Shortly after one in the morning, Eleanor picked her up at the station and they drove to Old Town. The street lights were on and store signs were lit, but it wasn’t dark. They rolled down their windows and the air smelled of the big lake. Harry’s canoe was tied to a rack on the roof of the car. They were planning a long paddle on Yellowknife Bay.

They parked near the causeway to Latham Island. When they slid the canoe into the water, there was a slight breeze, but the air was so warm they only needed sweaters under their life vests. The last of the ice had been gone from the bay for just over a week.

They stayed close to shore. It was almost a year to the day since they’d set off for the Thelon River, and they hadn’t been on the water since Ralph died. As they paddled, they passed Willow Flats on their right, Jolliffe Island on their left. They passed School Draw, and the shoreline turned wilder. Soon they made out the tower of Con Mine and more islands. Gwen assumed she would never see these things again and she wanted to say goodbye, to sign off, as it were.

After a while, they stopped and drifted. Eleanor in the stern, Gwen in the bow. The air had become perfectly still.
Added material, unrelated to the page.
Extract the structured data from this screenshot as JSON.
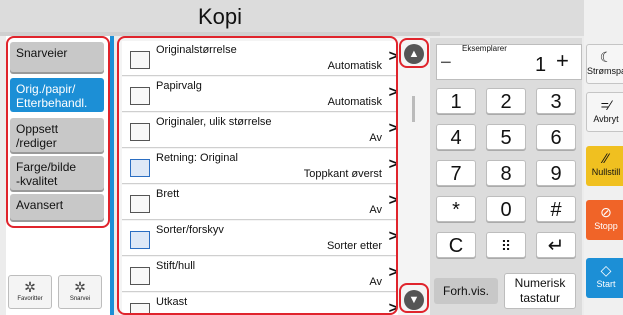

“I’ve been thinking you should have my fur coat,” Gwen said. Everything else she’d packed or sold or given away, including the car and trailer she’d driven to Yellowknife two years ago. “Would you take it and wear it?”

“You’ll need it in Ottawa,” Eleanor said. “It’s yours.”

“It’s not really mine at all. I’ve never thought of it as mine.”

“It is yours. Harry gave it to you.”

Gwen turned to look directly at her and saw that she was serious. “Why?” she asked. “Why did he do such a thing?” In her mind, besides the surprise, were the arresting words
from a secret admirer
.

“He said it wasn’t being used and you needed a warm coat. It used to be his grandmother’s, that’s what he said.” Eleanor smiled. “He wanted you to have a warm coat.”